In a clip from Netflix’s new David Letterman show, My Next Guest Needs No Introduction, rapper and mogul Jay-Z opens up about his mother coming out to him and the joy he felt for her.
Jay raps about the moment in “Smile,” a track on his album 4:44, telling Letterman he made the song the day after his mother, Gloria Carter, came out to him.
“Imagine having to live your life as someone else, and you think you’re protecting your kids,” the rapper says. “For my mother to have to live as someone that she wasn’t and hide and protect her kids and didn’t want to embarrass her kids, and, you know, for all this time, for her to sit in front of me and tell me, ‘I think I love someone.’ I mean, I really cried. That was a real story. I cried because I was so happy for her that she was free.”
Jay adds that he always knew his mother was gay and that the conversation that they had was the first time she’d opened up about it.







In January, it was announced that the rapper and his mother would be honored at the GLAAD Media Awards.

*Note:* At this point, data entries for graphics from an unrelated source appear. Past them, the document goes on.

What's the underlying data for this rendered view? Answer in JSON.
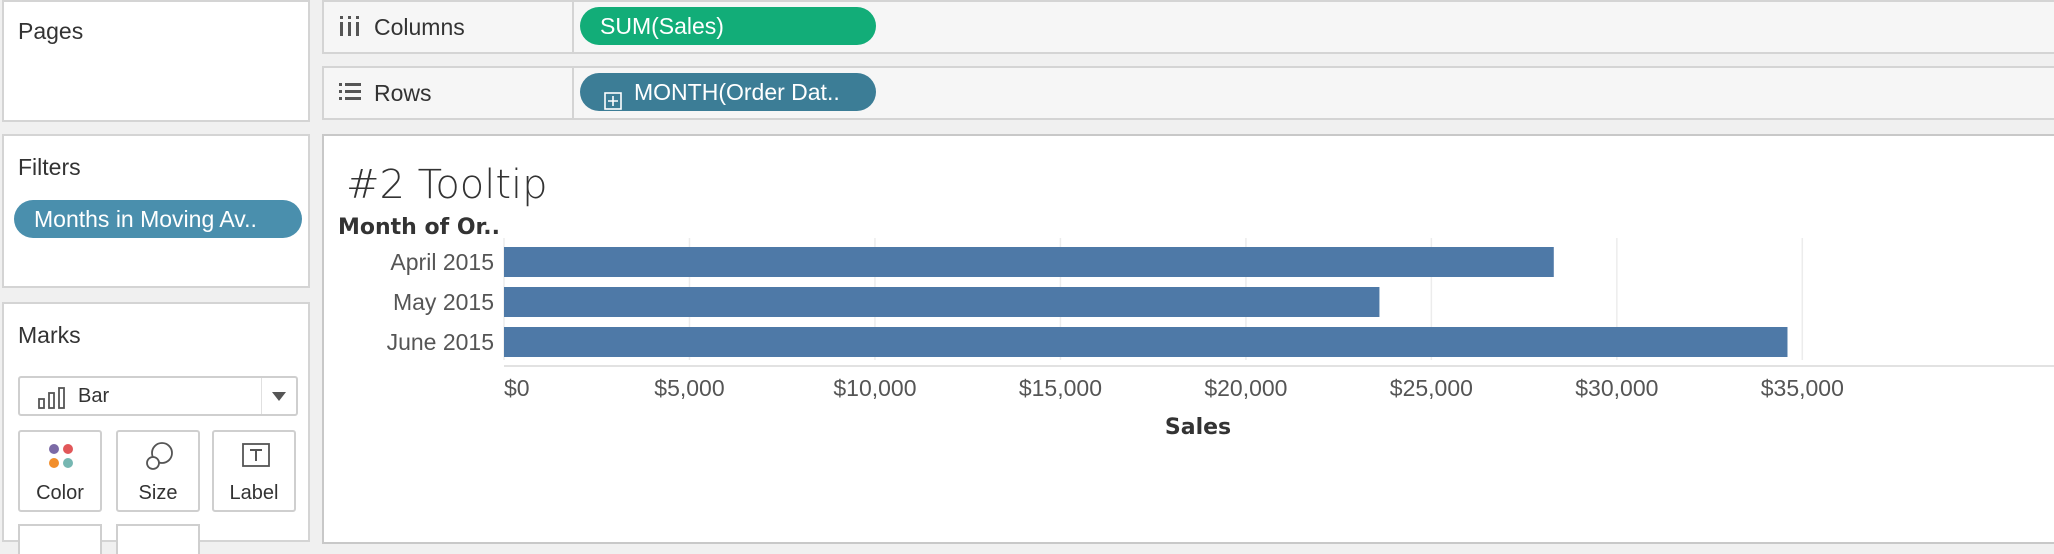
{
  "cards": {
    "pages": {
      "title": "Pages"
    },
    "filters": {
      "title": "Filters",
      "pills": [
        "Months in Moving Av.."
      ]
    },
    "marks": {
      "title": "Marks",
      "mark_type": "Bar",
      "mark_type_icon": "bar-chart-icon",
      "buttons": [
        {
          "label": "Color",
          "icon": "color-dots-icon"
        },
        {
          "label": "Size",
          "icon": "size-circles-icon"
        },
        {
          "label": "Label",
          "icon": "text-label-icon"
        }
      ]
    }
  },
  "shelves": {
    "columns": {
      "label": "Columns",
      "icon": "columns-icon",
      "pill": "SUM(Sales)"
    },
    "rows": {
      "label": "Rows",
      "icon": "rows-icon",
      "pill": "MONTH(Order Dat..",
      "pill_icon": "expand-plus-icon"
    }
  },
  "colors": {
    "bar": "#4e79a7",
    "filter_pill": "#4a8fad",
    "dimension_pill": "#3c7d96",
    "measure_pill": "#12ad78"
  },
  "view": {
    "title": "#2 Tooltip",
    "chart_data": {
      "type": "bar",
      "orientation": "horizontal",
      "row_header": "Month of Or..",
      "categories": [
        "April 2015",
        "May 2015",
        "June 2015"
      ],
      "values": [
        28300,
        23600,
        34600
      ],
      "xlabel": "Sales",
      "xlim": [
        0,
        35800
      ],
      "ticks": [
        0,
        5000,
        10000,
        15000,
        20000,
        25000,
        30000,
        35000
      ],
      "tick_labels": [
        "$0",
        "$5,000",
        "$10,000",
        "$15,000",
        "$20,000",
        "$25,000",
        "$30,000",
        "$35,000"
      ],
      "grid": true
    }
  }
}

Carter also opened up about coming out to her son in a D’USSE Friday interview. Discussing the conversation she had with Jay, she said, “Besides your mother, this is the person that I am, you know? This is the life that I lived. So, my son started actually, like, tearing because he was like, ‘That had to be a horrible life, ma.’ I was like, ‘My life was never horrible. It was just different.’ So that made him want to do a song about it.”